4. Teori Behavioristik
       Behaviorisme merupakan salah aliran psikologi yang memandang individu hanya dari sisi fenomena jasmaniah, dan mengabaikan aspek – aspek mental. Dengan kata lain, behaviorisme tidak mengakui adanya kecerdasan, bakat, minat dan perasaan individu dalam suatu belajar. Pendekatan ini menekankan bahwa manajemen yang efektif bila ada pemahaman tentang pekerja – lebih berorientasi pada manusia sebagai pelaku.
     Mengacu pada keterbatasan peramalan efektivitas kepemimpinan melalui teori “trait”, para peneliti pada era Perang Dunia ke II sampai era di awal tahun 1950-an mulai mengembangkan pemikiran untuk meneliti “behavior” atau perilaku seorang pemimpin sebagai cara untuk meningkatkan efektivitas kepemimpinan. Fokus pembahasan teori kepemimpinan pada periode ini beralih dari siapa yang memiliki kemampuan memimpin ke bagaimana perilaku seseorang untuk memimpin secara efektif (Yukl, 2005).

5. Teori Humanistik
     Teori ini lebih menekankan pada prinsip kemanusiaan. Teori humanistik biasanya dicirikan dengan adanya suasana saling menghargai dan adanya kebebasan.
     Teori Humanistik dengan para pelopor Argryris, Blake dan Mouton, Rensis Likert, dan Douglas McGregor. Teori ini secara umum berpendapat, secara alamiah manusia merupakan “motivated organism”. Organisasi memiliki struktur dan sistem kontrol tertentu. Fungsi dari kepemimpinan adalah memodifikasi organisasi agar individu bebas untuk merealisasikan potensi motivasinya didalam memenuhi kebutuhannya dan pada waktu yang sama sejalan dengan arah tujuan kelompok. Apabila dicermati, di dalam Teori Humanistik, terdapat tiga variabel pokok, yaitu:
     (1) kepemimpinan yang sesuai dan memperhatikan hati nurani anggota dengan segenap harapan, kebutuhan, dan kemampuan-nya
     (2) organisasi yang disusun dengan baik agar tetap relevan dengan kepentingan anggota disamping kepentingan organisasi secara keseluruhan.

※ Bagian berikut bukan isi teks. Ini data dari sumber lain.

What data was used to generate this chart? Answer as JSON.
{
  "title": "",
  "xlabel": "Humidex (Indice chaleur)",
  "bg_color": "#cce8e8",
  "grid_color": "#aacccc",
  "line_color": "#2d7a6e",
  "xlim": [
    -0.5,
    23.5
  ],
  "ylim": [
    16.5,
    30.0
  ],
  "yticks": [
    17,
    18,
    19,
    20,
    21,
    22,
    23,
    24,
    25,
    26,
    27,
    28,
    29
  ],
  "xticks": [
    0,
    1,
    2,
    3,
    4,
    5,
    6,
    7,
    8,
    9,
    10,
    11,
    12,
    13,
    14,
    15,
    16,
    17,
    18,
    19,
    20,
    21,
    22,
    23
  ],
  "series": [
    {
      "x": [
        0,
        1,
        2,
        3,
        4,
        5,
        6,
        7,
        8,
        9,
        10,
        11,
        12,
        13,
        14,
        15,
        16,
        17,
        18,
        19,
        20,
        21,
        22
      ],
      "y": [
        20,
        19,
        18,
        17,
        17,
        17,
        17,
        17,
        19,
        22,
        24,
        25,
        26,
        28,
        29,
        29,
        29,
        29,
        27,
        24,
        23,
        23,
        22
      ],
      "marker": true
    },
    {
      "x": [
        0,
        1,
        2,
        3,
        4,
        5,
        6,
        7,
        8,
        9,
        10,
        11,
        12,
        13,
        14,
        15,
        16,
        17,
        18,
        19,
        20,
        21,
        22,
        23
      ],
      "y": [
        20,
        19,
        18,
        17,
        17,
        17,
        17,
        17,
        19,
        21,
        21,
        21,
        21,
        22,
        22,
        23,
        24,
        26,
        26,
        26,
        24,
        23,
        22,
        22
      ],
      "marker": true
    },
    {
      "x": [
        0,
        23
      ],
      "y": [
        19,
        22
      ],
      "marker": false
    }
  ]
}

     (3) interaksi yang akrab dan harmonis antara pimpinan dengan anggota untuk menggalang persatuan dan kesatuan serta hidup damai bersama-sama. Blanchard, Zigarmi, dan Drea bahkan menyatakan, kepemimpinan bukanlah sesuatu yang Anda lakukan terhadap orang lain, melainkan sesuatu yang Anda lakukan bersama dengan orang lain (Blanchard & Zigarmi, 2001).
  
  GAYA KEPEMIMPINAN
     Ada beberapa gaya kepemimpinan dari masing-masing pemimpin yaitu terdiri atas :
a.   Tipe instruktif
     tipe ini ditandai dengan adanya komunikasi satu arah. Pemimpin membatasi peran bawahan dan menunjukkan kepada bawahan apa, kapan, di mana, bagaimana sesuatu tugas harus dilaksanakan. Pemecahan masalah dan pengambilan keputusan semata-mata menjadi wewenang pemimpin, yang kemudian diumumkan kepada para bawahan. Pelaksanaan pekerjaan diawasi secara ketat oleh pemimpin.
Ciri-cirinya :
1.    Pemimpin memberikan pengarahan tinggi dan rendah dukungan.
2.    Pemimpin memberikan batasan peranan bawahan.

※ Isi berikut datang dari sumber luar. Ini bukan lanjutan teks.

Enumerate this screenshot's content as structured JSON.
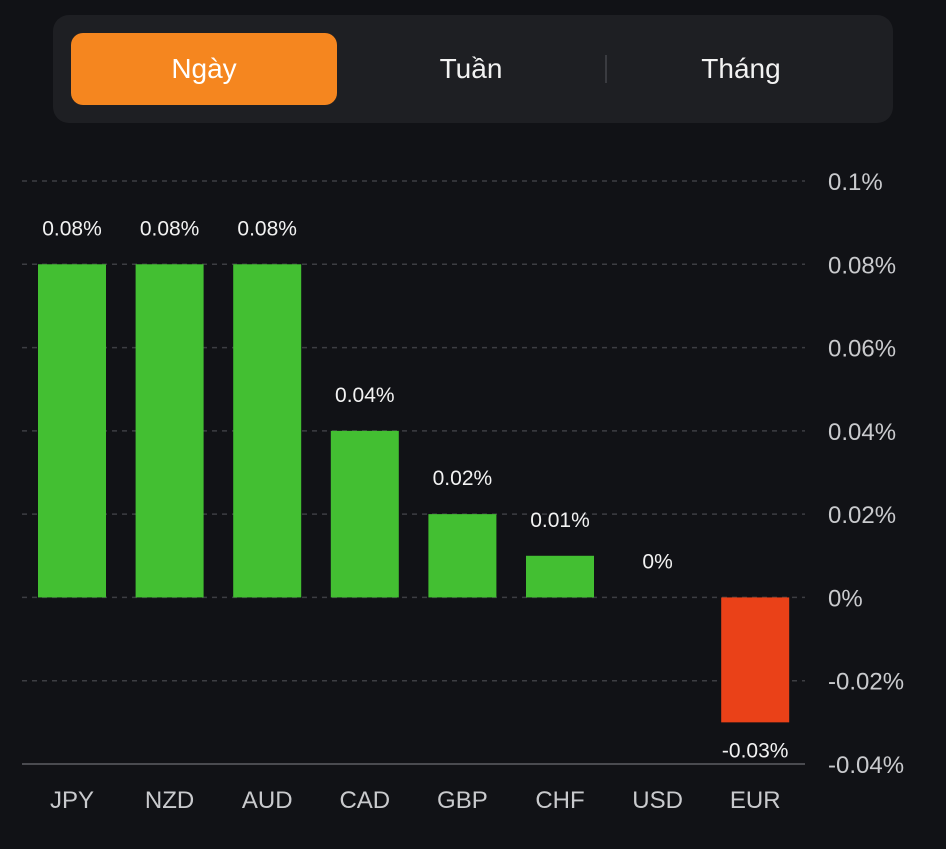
{
  "tabs": [
    {
      "label": "Ngày",
      "active": true
    },
    {
      "label": "Tuần",
      "active": false
    },
    {
      "label": "Tháng",
      "active": false
    }
  ],
  "colors": {
    "positive": "#43bf32",
    "negative": "#ea4118",
    "active_tab": "#f5861f",
    "background": "#111216"
  },
  "chart_data": {
    "type": "bar",
    "categories": [
      "JPY",
      "NZD",
      "AUD",
      "CAD",
      "GBP",
      "CHF",
      "USD",
      "EUR"
    ],
    "values": [
      0.08,
      0.08,
      0.08,
      0.04,
      0.02,
      0.01,
      0,
      -0.03
    ],
    "data_labels": [
      "0.08%",
      "0.08%",
      "0.08%",
      "0.04%",
      "0.02%",
      "0.01%",
      "0%",
      "-0.03%"
    ],
    "yticks": [
      0.1,
      0.08,
      0.06,
      0.04,
      0.02,
      0,
      -0.02,
      -0.04
    ],
    "ytick_labels": [
      "0.1%",
      "0.08%",
      "0.06%",
      "0.04%",
      "0.02%",
      "0%",
      "-0.02%",
      "-0.04%"
    ],
    "ylim": [
      -0.04,
      0.1
    ],
    "axis_position": "right",
    "grid": true
  }
}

3.    Pemimpin memberitahukan bawahan tentang apa, bilamana, dimana, dan bagaimana bawahan melaksanakan tugasnya.
4.    Inisiatif pemecahan masalah dan pengambilan keputusan semata-mata dilakuakn oleh pemimpin.
5.    Pemecahan masalah dan pengambilan keputusan diumumkan oleh pemimpin, dan pelaksanaannya diawasi secara ketat oleh pemimpin

b.     Tipe konsultatif
     Kepemimpinan tipe ini masih memberikan instruksi yang cukup besar serta penetapan keputusan-keputusan dilakukan oleh pemimpin. Bedanya adalah bahwa tipe konsultatif ini menggunakan komunikasi dua arah dan memberikan suportif terhadap bawahan mendengar keluhan dan perasaan bawahan tentang keputusan yang diambil. Sementara bantuan ditingkatkan, pengawasan atas pelaksanaan keputusan tetap pada pemimpin.
     Ciri-cirinya :
1.    Pemimpin memberikan baik pengarahan maupun dukungan tinggi.

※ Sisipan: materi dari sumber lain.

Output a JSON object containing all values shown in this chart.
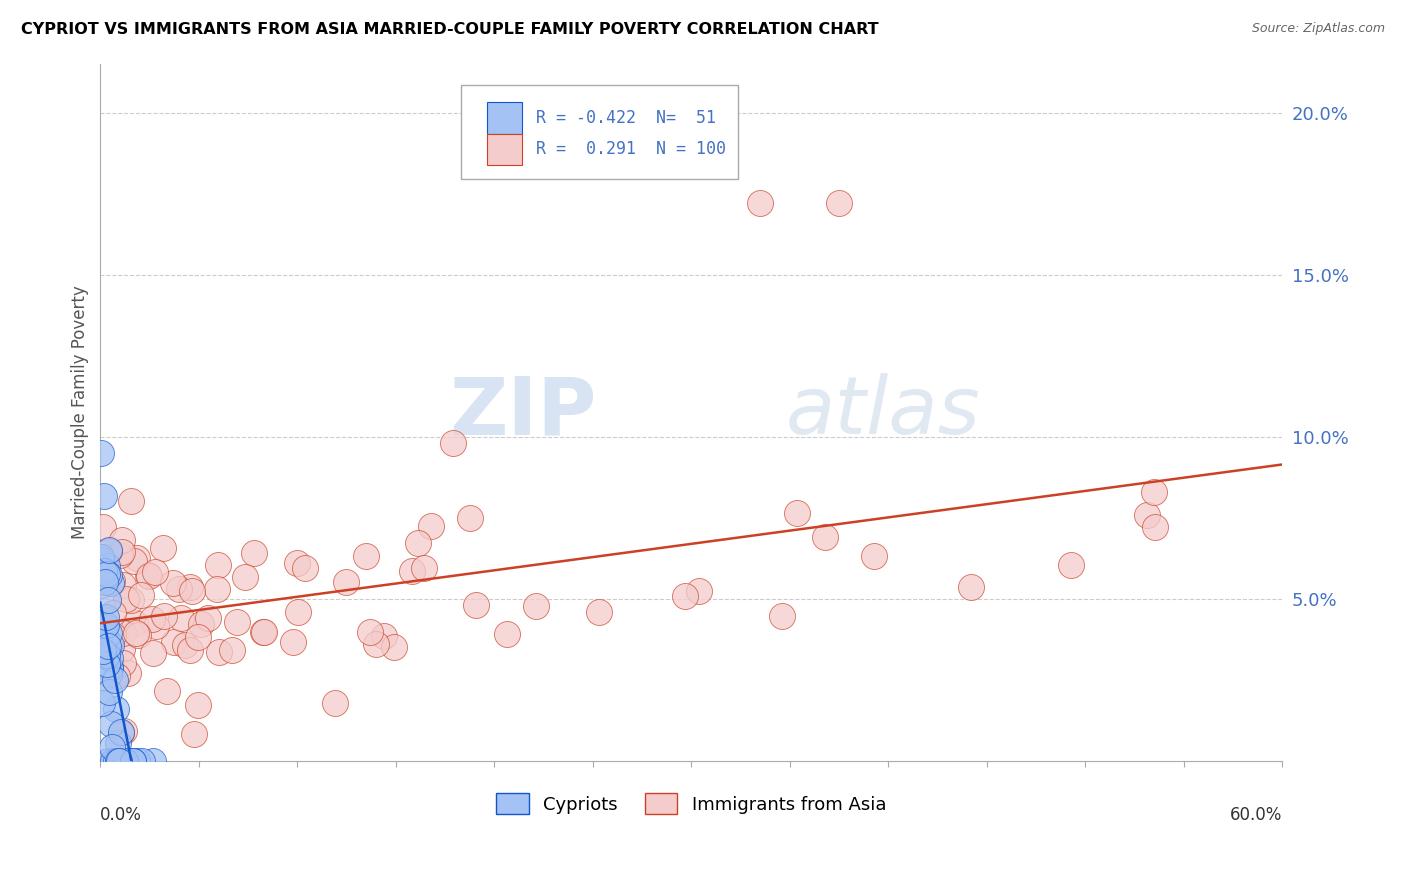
{
  "title": "CYPRIOT VS IMMIGRANTS FROM ASIA MARRIED-COUPLE FAMILY POVERTY CORRELATION CHART",
  "source": "Source: ZipAtlas.com",
  "ylabel": "Married-Couple Family Poverty",
  "xmin": 0.0,
  "xmax": 0.6,
  "ymin": 0.0,
  "ymax": 0.215,
  "yticks": [
    0.05,
    0.1,
    0.15,
    0.2
  ],
  "ytick_labels": [
    "5.0%",
    "10.0%",
    "15.0%",
    "20.0%"
  ],
  "cypriot_color": "#a4c2f4",
  "cypriot_edge": "#1155cc",
  "cypriot_line_color": "#1155cc",
  "asia_color": "#f4cccc",
  "asia_edge": "#cc4125",
  "asia_line_color": "#cc4125",
  "cypriot_R": -0.422,
  "cypriot_N": 51,
  "asia_R": 0.291,
  "asia_N": 100,
  "legend_label_1": "Cypriots",
  "legend_label_2": "Immigrants from Asia",
  "watermark_zip": "ZIP",
  "watermark_atlas": "atlas",
  "bg_color": "#ffffff",
  "grid_color": "#cccccc",
  "title_color": "#000000",
  "source_color": "#666666",
  "ylabel_color": "#555555",
  "ytick_color": "#4472c4",
  "legend_R_color": "#4472c4",
  "legend_N_color": "#4472c4"
}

2.    Pemimpin mengadakan komunikasi dua arah dan berusaha mendengarkan perasaan, gagasan, dan saran bawahan.
3.    Pengawasan dan pengambilan keputusan tetap pada pemimpin.

c. Tipe partisipatif
     sebab kontrol atas pemecahan masalah dan pengambilan keputusan seimbang antara pemimpin dan bawahan, pemimpin dan bawahan sama-sama terlibat dalam pemecahan masalah dan pengambilan keputusan. Komunikasi dua arah makin bertambah frekuensinya, pemimpin makin mendengarkan secara intensif terhadap bawahannya. Keikutsertaan bawahan untuk memecahkan masalah dan mengambil keputusan makin banyak, sebab pemimpin berpendapat bahwa bawahan telah memiliki kecakapan dan pengetahuan yang cukup luas untuk menyelesaikan tugas.
Ciri-cirinya :
1.    Pemimpin memberikan dukungan tinggi dan sedikit/rendah pengarahan.
2.    Posisi kontrol atas pemecahan masalah dan pengambilan keputusan dipegang secara berganti antara pemimpin dan bawahan.
3.    Komunikasi dua arah ditingkatkan.
4.    Pemimpin mendengarkan bawahan secara aktif.
5.    Tanggung jawab pemecahan masalah dan pengambilan keputusan sebagian besar pada bawahan.

d. Tipe delegatif
     sebab pemimpin mendiskusikan masalah-masalah yrng dihadapi dengan para bawahan dan selanjutnya mendelegasikan pengambilan keputusan seluruhnya kepada bawahan. Selanjutnya menjadi hak bawahan untuk menentuykan bagaimana pekerjaan harus diselesaikan. Dengan demikian bawahan diperkenankan untuk menyelesaikan tugas-tugas sesuai dengan keputusannya sendiri sebab mereka telah dianggap memiliki kecakapan dan dapat dipercaya untuk memikul tanggung jawab untuk mengarahkan dan mengelola dirinya sendiri.
Ciri-cirinya :
1.    Pemimpin memberikan maupun pengarahan sedikit/rendah.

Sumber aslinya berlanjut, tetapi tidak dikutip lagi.